Patients with end-stage kidney disease (ESKD) who use hemodialysis to filter their blood require vascular access for the dialysis machine; the most common type of vascular access is called an arteriovenous fistula (AVF). The AVF is a direct connect between an artery and vein.

Until recently, AVFs were only created through surgery that requires general anesthesia and opening up the skin. Now there are 2 FDA-approved devices designed to create AVFs using endovascular techniques (endoAVF), which means a device that goes through the skin instead of opening the skin up. Also patients are not required to be under general anesthesia, they can receive local anesthesia instead. Due to the relatively new approval of these devices, there is not a randomized study to compare the results of endoAVF versus surgAVF.

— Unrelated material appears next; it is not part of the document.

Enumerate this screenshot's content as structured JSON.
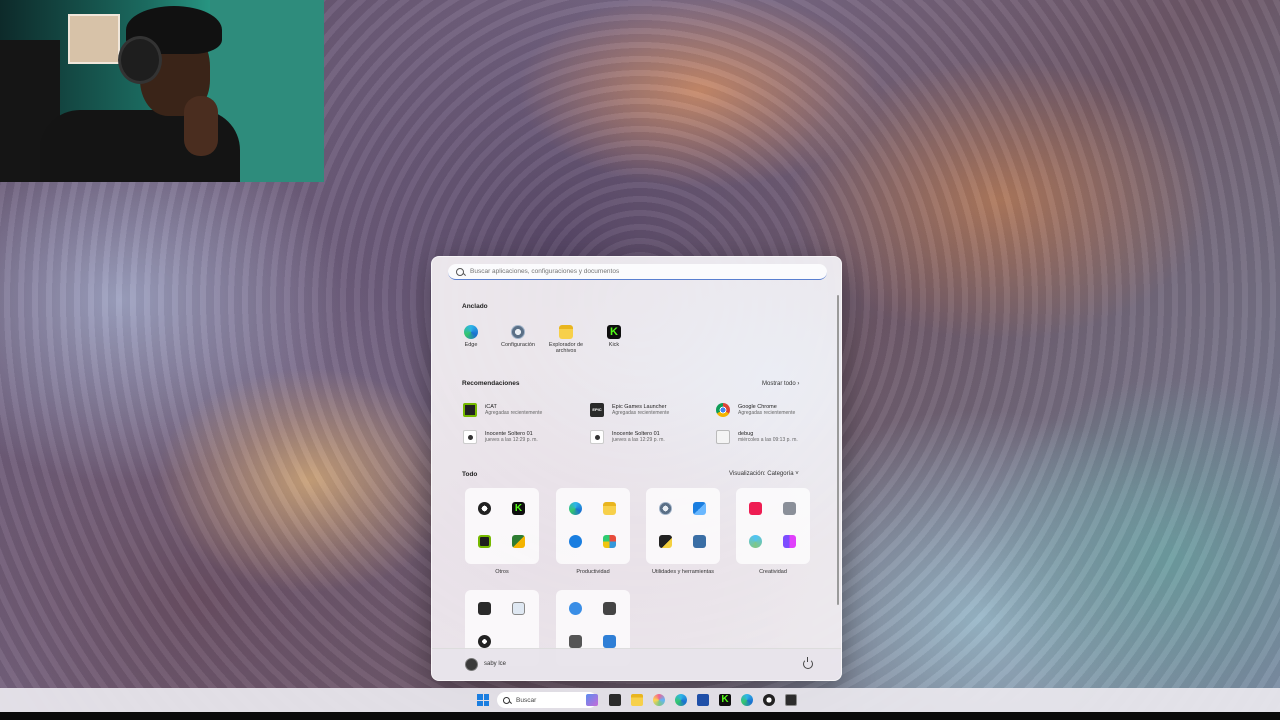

This study is a pilot study for an eventually larger scale study to compare the results of endoAVF versus surgAVF. The study aims to determine what the proportion of patients seeking hemodialysis access could qualify for receiving either an endoAVF , surgAVF, or both. Patients who are screened for hemodialysis access must undergo a duplex ultrasound of the blood vessels in the arm to confirm correct sizing. If participants qualify for both procedures they will be randomized to either endoAVF or surgAVF and will track the clinical and patient-reported outcomes of each procedure. Our pilot study hopes to enroll 90 participants. Those outcomes will inform a larger scale study. If the potential participant chooses to abstain from participation in the randomized trial, preferring to decide the method of AVF creation, we will offer to them a chance to join an endoAVF/surgAVF registry that will track the clinical outcomes of the procedure via medical record monitoring.

Primary Purpose
Study Type


Healthy Volunteers
Minimum Age
18 Years
Maximum Age
99 Years

Inclusion Criteria:

  • ESKD patients aged >18 who have chosen hemodialysis as their renal replacement option.
  • Ability to give consent to participate in a research study.
  • Upper arm vein diameter of ≥ 2.0 mm.

Ellipsys specific inclusion criteria:

  • Confirmed radial artery-adjacent vein proximity ≤ 1.5 mm measured lumen edge-to- lumen edge as determined by preprocedural ultrasound and confirmed pre- procedurally.
  • Confirmed radial artery and adjacent vein diameter of ≥ 2.0 mm at site where vein and artery connects.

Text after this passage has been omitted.